David Terbrugge

Personal information
- Full name: David John Terbrugge
- Born: 31 January 1977 (age 49) Ladysmith, KwaZulu-Natal
- Batting: Right-handed
- Bowling: Right-arm fast-medium

International information
- National side: South Africa (1998–2004);
- Test debut (cap 272): 26 November 1998 v West Indies
- Last Test: 18 March 2004 v New Zealand
- ODI debut (cap 58): 23 January 2000 v England
- Last ODI: 18 August 2000 v Australia

Domestic team information
- 1996/97–2005/06: Gauteng
- 2003/04–2005/06: Lions

Career statistics
| Competition | Test | ODI |
| Matches | 7 | 4 |
| Runs scored | 16 | 5 |
| Batting average | 5.33 | 5.00 |
| 100s/50s | 0/0 | 0/0 |
| Top score | 4* | 5 |
| Balls bowled | 1,012 | 126 |
| Wickets | 20 | 4 |
| Bowling average | 25.85 | 26.25 |
| 5 wickets in innings | 1 | 0 |
| 10 wickets in match | 0 | 0 |
| Best bowling | 5/46 | 4/20 |
| Catches/stumpings | 4/– | 0/– |
- Source: Cricinfo, 25 August 2017

= David Terbrugge =

South African cricketer (born 1977)

David John Terbrugge (born 31 January 1977) is a former cricketer, who played in seven Test matches and four One Day Internationals for the South Africa national cricket team between 1998 and 2004. A back injury caused his early retirement. Terbrugge bowled right-arm fast-medium deliveries and batted right-handed as a tailender.

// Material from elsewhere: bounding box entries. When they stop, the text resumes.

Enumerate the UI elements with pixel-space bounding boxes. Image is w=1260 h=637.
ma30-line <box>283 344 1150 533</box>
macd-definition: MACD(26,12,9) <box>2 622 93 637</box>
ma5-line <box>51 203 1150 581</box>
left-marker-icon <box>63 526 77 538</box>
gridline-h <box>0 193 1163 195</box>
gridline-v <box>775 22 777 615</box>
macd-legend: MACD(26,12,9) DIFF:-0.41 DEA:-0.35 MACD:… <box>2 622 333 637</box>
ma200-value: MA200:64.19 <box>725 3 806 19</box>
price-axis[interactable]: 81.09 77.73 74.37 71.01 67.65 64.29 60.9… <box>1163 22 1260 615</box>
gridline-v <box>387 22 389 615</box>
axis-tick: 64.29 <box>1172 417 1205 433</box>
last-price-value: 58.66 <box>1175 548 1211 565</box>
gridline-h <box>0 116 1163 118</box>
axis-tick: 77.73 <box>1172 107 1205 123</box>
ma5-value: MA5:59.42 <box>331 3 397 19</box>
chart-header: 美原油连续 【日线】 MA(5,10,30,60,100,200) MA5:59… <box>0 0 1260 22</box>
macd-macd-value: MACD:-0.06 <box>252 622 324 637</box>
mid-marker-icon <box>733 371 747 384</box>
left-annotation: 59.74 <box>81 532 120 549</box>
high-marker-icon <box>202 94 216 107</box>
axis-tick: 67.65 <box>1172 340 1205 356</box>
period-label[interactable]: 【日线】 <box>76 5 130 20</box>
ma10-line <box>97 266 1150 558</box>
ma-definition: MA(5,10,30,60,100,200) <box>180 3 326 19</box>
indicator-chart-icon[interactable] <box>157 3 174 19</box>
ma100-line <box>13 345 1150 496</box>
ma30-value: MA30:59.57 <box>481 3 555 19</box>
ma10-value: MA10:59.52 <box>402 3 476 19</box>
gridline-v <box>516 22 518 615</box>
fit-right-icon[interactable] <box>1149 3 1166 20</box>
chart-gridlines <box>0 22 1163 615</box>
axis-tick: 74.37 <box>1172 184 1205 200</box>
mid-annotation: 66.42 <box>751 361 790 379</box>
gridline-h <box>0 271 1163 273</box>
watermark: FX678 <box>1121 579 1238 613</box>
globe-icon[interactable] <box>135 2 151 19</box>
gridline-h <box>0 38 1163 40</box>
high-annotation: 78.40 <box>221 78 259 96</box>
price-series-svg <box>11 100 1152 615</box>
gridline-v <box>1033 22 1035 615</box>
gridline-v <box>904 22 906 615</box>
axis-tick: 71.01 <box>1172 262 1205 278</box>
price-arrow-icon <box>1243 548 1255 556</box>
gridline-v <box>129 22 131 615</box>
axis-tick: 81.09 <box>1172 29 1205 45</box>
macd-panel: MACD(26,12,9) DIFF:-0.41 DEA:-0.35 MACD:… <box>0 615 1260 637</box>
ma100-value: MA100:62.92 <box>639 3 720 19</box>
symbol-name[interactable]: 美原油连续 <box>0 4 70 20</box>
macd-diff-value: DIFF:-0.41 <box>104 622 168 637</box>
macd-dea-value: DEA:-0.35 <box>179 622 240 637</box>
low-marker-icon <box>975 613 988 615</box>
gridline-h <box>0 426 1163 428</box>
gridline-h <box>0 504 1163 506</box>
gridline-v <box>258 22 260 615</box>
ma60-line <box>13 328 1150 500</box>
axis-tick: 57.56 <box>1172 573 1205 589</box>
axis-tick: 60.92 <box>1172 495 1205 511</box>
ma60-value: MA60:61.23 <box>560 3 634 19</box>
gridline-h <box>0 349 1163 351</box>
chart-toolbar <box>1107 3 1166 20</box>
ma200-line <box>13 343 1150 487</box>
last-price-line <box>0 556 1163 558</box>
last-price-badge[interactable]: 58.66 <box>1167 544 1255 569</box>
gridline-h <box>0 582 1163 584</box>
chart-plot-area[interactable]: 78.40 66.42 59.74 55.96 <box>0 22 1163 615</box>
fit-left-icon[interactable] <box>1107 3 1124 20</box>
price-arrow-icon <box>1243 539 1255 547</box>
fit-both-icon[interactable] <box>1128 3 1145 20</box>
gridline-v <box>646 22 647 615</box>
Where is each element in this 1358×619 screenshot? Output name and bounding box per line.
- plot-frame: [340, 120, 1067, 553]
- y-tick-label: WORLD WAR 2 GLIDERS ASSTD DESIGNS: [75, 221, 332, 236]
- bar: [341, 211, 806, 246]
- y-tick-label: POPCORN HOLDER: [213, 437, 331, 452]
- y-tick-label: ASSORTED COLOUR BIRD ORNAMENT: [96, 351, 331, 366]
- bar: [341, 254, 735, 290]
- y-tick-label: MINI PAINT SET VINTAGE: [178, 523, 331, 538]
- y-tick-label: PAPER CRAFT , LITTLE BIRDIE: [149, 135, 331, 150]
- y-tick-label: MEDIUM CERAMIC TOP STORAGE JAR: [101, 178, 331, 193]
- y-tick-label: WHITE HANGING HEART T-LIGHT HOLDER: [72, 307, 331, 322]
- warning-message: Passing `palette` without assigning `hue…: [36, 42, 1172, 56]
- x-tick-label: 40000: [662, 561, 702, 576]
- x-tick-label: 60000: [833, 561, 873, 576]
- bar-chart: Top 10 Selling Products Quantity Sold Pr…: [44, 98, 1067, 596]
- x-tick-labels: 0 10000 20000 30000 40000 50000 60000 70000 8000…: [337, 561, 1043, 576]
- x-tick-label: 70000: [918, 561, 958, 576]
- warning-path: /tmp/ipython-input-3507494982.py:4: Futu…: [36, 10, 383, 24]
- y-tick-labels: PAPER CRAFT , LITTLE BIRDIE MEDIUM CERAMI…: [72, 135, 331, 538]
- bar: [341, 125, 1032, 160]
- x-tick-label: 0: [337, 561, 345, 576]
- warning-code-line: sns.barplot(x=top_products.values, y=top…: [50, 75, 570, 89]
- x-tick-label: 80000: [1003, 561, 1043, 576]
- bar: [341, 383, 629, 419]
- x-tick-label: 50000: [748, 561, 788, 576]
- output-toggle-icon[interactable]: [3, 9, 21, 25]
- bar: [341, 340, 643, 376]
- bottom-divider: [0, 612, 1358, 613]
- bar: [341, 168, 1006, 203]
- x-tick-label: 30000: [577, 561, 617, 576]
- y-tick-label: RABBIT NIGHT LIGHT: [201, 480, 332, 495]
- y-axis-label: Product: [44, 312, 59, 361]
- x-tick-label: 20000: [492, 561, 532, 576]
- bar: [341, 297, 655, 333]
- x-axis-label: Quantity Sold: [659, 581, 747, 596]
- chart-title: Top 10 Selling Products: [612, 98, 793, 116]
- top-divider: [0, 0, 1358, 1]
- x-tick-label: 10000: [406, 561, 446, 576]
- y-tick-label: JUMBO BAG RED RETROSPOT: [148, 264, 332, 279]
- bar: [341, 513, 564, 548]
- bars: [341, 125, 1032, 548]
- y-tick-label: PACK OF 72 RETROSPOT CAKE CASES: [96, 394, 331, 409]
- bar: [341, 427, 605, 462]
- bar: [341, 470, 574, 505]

Having been a talented player at schoolboy level, Terbrugge was part South Africa's under-19 tour of England in 1995 when he suffered a back injury and had to return home early. He was then aged 18 and the injury could have ended his career, but he recovered and became a full international bowler. He needed an ankle operation in 1999, but again he recovered well and carried on playing for South Africa.

Terbrugge took 4/20 on his ODI debut against Pakistan in 2000 and won the Player of the Match award in a South African win. He took 5/46 against Bangladesh in 2002, his best bowling in a Test match, although he did not play again for the side for a year and a half. He played domestically for Gauteng and Highveld Lions, before an injury in 2005 forced his retirement from all cricket at the age of 29.